Illustratorで描いたザクII、ついに完成版を公開

Adobe Illustratorで制作した、ヒートホークを構えた赤いザクIIの完成版イラスト。以前公開した制作途中版をさらにブラッシュアップし、ディテールや陰影を強化した最終形

トップでご覧いただいたザクII完成版は、Adobe Illustratorを使って長時間かけて仕上げた最終形です。今回は、その完成版に至る前段階である制作途中版をご紹介します。完成版と見比べることで、どのように描き込みや調整が進化したのかがより明確になります。

制作途中版の状態

赤いザクのアクションポーズ。

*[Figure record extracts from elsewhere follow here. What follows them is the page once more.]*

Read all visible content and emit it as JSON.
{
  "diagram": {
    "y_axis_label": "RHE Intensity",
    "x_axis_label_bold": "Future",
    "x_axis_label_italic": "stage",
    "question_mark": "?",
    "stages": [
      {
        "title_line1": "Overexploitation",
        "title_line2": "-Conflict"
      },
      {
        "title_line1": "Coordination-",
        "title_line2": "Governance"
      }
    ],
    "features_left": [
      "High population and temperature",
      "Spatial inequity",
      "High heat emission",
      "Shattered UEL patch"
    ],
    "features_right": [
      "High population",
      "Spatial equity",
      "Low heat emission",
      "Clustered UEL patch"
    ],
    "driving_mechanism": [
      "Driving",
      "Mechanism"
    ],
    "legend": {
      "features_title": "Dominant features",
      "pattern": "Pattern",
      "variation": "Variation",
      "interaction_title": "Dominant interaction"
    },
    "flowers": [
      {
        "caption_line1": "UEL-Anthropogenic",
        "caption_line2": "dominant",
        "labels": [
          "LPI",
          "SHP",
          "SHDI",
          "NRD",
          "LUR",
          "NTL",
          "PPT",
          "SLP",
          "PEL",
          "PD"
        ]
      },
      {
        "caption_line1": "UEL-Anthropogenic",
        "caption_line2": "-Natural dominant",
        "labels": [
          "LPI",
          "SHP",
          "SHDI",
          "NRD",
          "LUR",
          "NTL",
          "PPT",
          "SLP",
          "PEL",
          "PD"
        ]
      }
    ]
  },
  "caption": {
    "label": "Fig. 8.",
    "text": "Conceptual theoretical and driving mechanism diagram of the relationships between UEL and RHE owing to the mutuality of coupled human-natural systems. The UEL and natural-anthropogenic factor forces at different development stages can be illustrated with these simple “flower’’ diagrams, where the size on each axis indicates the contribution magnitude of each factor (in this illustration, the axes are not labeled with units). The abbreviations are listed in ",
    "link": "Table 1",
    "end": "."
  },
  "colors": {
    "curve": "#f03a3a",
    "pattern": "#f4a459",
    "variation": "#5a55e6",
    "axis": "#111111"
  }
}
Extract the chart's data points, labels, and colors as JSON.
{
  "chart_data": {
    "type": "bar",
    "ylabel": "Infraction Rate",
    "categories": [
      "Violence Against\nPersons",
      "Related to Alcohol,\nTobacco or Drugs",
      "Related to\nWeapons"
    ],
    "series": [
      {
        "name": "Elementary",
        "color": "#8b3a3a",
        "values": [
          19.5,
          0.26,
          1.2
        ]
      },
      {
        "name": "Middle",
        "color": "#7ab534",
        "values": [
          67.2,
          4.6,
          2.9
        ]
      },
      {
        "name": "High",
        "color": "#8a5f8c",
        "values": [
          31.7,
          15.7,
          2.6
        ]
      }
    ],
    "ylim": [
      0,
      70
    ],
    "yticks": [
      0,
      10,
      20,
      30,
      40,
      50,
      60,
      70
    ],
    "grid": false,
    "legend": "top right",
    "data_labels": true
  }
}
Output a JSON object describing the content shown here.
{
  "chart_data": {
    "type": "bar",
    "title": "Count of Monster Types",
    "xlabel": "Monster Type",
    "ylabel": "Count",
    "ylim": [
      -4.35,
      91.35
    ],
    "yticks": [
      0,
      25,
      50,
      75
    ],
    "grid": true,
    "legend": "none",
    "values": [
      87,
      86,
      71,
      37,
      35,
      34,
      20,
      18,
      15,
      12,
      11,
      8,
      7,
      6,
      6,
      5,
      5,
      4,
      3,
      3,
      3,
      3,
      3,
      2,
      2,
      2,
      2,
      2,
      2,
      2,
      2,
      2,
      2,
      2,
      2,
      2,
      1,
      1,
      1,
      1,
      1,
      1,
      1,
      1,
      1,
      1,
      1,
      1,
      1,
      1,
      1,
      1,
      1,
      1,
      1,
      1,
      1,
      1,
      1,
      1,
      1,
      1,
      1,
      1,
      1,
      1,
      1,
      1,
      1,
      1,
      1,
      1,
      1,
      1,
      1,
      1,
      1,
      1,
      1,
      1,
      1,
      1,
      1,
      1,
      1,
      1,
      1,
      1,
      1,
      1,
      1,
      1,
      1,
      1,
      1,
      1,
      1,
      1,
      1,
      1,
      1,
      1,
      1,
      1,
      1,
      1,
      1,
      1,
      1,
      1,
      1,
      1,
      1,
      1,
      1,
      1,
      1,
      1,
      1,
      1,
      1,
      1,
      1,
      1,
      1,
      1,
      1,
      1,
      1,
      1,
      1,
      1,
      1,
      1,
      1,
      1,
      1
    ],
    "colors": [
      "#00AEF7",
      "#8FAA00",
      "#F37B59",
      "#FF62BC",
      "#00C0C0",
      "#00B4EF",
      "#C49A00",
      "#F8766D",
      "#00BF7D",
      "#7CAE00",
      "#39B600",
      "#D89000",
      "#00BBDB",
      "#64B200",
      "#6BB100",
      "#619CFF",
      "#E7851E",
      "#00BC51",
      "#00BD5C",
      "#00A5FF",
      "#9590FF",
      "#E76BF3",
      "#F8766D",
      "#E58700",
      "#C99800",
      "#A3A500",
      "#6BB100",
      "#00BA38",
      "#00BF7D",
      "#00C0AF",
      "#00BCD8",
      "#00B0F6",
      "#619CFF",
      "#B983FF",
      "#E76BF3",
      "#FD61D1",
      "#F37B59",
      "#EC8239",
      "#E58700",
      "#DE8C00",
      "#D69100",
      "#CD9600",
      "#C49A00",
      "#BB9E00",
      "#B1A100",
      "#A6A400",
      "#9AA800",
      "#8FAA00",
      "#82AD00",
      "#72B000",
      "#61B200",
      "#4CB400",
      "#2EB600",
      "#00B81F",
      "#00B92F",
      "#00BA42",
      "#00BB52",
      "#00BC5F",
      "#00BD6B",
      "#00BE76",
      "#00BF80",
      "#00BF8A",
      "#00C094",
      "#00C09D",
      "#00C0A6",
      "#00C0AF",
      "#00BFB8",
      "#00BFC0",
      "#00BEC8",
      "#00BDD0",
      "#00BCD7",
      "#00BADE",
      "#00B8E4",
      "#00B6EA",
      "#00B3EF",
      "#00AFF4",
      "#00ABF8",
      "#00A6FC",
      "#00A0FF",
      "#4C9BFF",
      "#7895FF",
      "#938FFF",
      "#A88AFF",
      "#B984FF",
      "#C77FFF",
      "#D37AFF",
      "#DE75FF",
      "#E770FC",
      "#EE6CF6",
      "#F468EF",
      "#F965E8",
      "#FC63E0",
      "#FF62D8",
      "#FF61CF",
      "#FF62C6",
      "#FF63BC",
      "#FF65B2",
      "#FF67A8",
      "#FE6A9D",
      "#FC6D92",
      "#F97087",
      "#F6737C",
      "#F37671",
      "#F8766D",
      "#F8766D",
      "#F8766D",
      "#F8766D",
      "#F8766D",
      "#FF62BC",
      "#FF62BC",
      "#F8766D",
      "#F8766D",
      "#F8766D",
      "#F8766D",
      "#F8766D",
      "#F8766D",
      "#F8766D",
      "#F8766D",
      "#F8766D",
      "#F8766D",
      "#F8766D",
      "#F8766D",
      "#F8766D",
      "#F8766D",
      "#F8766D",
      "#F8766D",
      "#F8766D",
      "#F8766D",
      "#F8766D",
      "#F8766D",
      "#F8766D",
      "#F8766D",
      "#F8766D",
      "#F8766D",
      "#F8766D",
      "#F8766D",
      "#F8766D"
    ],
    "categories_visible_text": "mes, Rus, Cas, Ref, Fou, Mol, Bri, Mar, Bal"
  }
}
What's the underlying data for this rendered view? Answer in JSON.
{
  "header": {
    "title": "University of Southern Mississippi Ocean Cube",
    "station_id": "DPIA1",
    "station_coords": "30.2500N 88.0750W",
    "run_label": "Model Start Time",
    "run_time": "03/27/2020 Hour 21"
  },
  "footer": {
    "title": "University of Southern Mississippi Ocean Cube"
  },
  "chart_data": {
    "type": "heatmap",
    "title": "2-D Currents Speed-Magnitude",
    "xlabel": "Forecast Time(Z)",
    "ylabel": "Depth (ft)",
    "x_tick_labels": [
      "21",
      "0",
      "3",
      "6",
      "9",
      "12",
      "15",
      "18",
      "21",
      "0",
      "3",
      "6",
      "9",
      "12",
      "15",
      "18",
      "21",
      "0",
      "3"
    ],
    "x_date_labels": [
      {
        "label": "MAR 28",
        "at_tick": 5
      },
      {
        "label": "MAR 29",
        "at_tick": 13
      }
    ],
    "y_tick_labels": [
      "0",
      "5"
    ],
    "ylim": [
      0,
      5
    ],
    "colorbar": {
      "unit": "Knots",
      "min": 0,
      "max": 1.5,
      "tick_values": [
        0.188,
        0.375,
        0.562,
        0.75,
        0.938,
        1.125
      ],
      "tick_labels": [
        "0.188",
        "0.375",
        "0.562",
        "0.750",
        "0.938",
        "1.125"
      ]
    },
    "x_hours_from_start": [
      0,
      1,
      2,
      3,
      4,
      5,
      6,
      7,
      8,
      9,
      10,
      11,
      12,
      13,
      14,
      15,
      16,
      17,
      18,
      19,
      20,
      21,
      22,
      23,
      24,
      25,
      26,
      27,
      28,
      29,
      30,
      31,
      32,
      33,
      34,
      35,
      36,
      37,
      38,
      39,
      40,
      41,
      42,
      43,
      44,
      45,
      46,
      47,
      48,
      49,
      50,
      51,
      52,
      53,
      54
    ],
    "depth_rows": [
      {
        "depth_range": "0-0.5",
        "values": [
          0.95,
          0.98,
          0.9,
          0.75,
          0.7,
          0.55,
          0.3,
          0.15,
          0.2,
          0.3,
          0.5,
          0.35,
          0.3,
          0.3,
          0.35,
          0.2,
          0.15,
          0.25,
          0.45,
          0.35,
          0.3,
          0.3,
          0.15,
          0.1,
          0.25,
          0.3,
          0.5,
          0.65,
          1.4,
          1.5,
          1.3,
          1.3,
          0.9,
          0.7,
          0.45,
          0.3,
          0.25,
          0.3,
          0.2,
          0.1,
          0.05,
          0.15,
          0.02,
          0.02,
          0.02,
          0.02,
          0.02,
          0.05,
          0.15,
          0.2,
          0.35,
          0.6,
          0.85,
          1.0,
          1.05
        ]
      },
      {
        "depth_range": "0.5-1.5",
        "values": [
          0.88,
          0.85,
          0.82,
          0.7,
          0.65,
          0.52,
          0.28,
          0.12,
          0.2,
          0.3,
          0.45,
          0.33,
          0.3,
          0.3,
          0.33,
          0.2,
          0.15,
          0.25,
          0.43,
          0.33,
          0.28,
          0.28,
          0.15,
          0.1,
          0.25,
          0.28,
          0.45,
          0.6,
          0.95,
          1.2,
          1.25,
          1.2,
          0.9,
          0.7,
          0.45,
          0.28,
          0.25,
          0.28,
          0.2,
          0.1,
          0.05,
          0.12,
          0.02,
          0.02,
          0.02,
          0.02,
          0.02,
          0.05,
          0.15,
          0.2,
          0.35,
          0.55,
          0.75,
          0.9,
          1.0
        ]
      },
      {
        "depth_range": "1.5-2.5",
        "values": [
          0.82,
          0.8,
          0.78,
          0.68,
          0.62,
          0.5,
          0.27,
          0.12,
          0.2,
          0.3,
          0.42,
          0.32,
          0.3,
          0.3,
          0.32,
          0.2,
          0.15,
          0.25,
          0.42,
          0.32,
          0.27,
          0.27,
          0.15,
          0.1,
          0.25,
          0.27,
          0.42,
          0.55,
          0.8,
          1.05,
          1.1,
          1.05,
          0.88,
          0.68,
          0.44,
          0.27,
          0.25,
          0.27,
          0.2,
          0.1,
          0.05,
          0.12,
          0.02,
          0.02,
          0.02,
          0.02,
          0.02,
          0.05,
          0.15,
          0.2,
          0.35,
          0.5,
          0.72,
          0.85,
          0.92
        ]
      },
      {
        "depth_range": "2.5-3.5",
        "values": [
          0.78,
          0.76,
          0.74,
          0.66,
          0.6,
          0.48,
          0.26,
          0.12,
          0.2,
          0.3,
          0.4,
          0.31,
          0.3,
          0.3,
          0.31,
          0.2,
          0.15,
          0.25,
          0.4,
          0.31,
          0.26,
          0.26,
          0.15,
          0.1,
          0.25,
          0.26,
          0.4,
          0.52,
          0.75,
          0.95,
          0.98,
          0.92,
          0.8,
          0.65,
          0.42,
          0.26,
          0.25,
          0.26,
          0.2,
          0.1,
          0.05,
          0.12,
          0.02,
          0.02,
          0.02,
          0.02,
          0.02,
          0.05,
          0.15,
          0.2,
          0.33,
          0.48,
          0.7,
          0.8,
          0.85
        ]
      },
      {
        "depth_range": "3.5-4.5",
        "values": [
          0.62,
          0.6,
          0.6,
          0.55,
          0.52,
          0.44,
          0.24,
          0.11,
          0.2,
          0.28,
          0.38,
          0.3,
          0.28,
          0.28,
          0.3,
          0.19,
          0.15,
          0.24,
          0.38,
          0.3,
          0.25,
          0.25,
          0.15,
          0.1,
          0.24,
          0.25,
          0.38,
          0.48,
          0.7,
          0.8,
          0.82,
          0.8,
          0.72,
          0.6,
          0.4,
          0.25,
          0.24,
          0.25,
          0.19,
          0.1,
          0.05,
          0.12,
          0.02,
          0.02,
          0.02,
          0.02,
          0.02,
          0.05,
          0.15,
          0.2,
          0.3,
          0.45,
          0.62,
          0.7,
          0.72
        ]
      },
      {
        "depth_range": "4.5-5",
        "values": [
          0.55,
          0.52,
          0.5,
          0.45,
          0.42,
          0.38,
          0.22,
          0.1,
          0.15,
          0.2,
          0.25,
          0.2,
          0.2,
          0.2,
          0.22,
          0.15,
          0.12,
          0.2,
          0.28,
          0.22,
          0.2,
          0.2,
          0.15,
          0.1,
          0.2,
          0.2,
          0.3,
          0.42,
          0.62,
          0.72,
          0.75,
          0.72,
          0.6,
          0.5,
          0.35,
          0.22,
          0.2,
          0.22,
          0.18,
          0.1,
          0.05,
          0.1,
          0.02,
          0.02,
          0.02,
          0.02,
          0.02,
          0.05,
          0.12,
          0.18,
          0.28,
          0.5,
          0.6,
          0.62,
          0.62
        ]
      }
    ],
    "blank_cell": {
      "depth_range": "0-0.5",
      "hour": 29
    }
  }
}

左右の写真とイラストレーターのイラスト2カットを白背景で並べた画像
制作途中のザクIIイラスト

この段階では大まかな形状やポーズは固まっていましたが、細部の描き込みや陰影の整理、金属感の表現はまだ不十分でした。モノアイや動力パイプのディテールも仮の状態で、装甲の光沢感や立体感は完成版に比べて控えめです。また、光源の方向が統一されておらず、部分的に陰影が甘い箇所もありました。

制作背景とツールの活用

このイラストは、もともと写真をベースにIllustratorで実物に近い仕上がりを目指したものです。制作途中版の段階では、パスツールで基本形状を正確に描き起こし、各パーツをレイヤーで管理していました。これにより、後の工程で個別の修正や色変更がスムーズに行えるように構造を整えています。また、装甲のエッジやパネルラインはペンツールで描き込み、精度を高めるためにスナップ機能も活用しました。

完成版へのブラッシュアップポイント

完成版では、この途中版を土台として以下の改良を行いました。

  • 光源を統一し、陰影の境界をシャープに修正
  • モノアイや装甲のディテールを精密化
  • 装甲の金属感をグラデーションメッシュと透明度調整で強化
  • 彩度・明度を調整して画面映えを向上

特にグラデーションメッシュの設定は時間がかかる工程でした。影の入り方やハイライトの位置を何度も試行し、実物の金属表面に近い質感を再現しています。

制作で苦労した点

一番の課題は、リアルさと見やすさのバランスです。細かすぎる描写は情報量が多くなりすぎるため、一部のモールドやラインは省略しつつ、重要な部分はむしろ強調しました。また、色調整では公式設定色を基準にしながら、モニター表示での発色を考慮して微調整を繰り返しました。

まとめ

こうして途中版から完成版へと進化させる過程で、Illustratorのベクターデータの強みを最大限に活かすことができました。途中版の段階から完成版までの違いを見比べることで、仕上げ工程の重要性や細部調整の積み重ねによる完成度の向上を感じていただけるはずです。今後もこうしたBefore / After形式で制作過程を発信し、制作の魅力をより多くの方に伝えていきたいと思います。